L’objectif n’est pas l’exhaustivité encyclopédique. Linux a des dizaines de milliers de pages de documentation, et les chercher au moment du problème fait perdre des heures. Ce qui distingue un sysadmin opérationnel d’un débutant qui rame, c’est un socle de réflexes : les bonnes commandes au bon moment, une démarche de diagnostic structurée, et la capacité à automatiser ce qui se répète. Tout le reste se cherche dans le manuel.
Le contexte PME apporte des contraintes spécifiques qui orientent les choix techniques : équipes IT réduites (un ou deux administrateurs pour tout le parc), budgets serrés qui privilégient les solutions auto-hébergées plutôt que les SaaS coûteux, connexions Internet parfois capricieuses qui rendent les opérations distantes plus délicates, et besoin de fiabilité parce qu’un site e-commerce ou un ERP en panne signifie une perte de chiffre d’affaires immédiate. Toutes les recommandations qui suivent tiennent compte de ces contraintes.
Sommaire
- Distribution choisie : Ubuntu LTS, Debian, Rocky ?
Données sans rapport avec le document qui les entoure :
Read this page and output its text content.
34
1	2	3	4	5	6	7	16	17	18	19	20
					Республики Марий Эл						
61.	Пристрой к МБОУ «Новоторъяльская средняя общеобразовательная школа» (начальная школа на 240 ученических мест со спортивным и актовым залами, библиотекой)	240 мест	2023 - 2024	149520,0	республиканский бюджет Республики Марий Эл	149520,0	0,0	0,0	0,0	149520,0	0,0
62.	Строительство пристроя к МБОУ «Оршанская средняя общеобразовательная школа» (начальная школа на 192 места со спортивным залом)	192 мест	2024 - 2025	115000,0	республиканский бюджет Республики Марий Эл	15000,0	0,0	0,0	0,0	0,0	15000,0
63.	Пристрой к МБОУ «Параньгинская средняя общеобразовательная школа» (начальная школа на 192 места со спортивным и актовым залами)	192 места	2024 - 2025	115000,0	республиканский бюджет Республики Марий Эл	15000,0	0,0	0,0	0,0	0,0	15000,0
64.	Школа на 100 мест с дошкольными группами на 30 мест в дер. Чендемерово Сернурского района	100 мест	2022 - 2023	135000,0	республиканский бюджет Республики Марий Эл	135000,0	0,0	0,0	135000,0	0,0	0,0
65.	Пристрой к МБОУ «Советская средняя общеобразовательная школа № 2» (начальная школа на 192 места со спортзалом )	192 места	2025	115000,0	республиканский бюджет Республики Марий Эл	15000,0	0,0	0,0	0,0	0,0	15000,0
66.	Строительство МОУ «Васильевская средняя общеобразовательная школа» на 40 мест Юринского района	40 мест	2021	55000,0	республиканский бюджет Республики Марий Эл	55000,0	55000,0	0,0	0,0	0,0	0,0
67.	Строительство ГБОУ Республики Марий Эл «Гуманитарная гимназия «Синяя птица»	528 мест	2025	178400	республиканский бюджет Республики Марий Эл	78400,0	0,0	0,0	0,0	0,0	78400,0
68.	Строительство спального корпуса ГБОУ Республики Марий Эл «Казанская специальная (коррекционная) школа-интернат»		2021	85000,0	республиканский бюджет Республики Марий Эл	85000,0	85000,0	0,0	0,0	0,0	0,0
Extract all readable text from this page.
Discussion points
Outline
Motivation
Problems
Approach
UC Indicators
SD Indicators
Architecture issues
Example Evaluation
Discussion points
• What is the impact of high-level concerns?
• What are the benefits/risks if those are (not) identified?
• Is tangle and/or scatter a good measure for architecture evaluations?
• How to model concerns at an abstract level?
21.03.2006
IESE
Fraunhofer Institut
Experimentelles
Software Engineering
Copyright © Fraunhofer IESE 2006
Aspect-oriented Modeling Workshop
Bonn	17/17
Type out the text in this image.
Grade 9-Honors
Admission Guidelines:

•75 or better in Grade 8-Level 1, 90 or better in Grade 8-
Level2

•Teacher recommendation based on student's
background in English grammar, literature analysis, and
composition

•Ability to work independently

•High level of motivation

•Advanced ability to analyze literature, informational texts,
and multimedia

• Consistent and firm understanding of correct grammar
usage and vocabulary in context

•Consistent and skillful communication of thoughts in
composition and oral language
- systemd : gérer les services en 2026
- Logs et debug : journalctl, dmesg, /var/log
- Réseau Linux : ip, ss, nftables
- Performance : top, htop, iotop, perf
- Hardening sécurité production
- Cron, systemd timers et automation
- Mises à jour et maintenance
- Plan de monitoring proactif
- FAQ
1. Distribution choisie : Ubuntu LTS, Debian, Rocky ?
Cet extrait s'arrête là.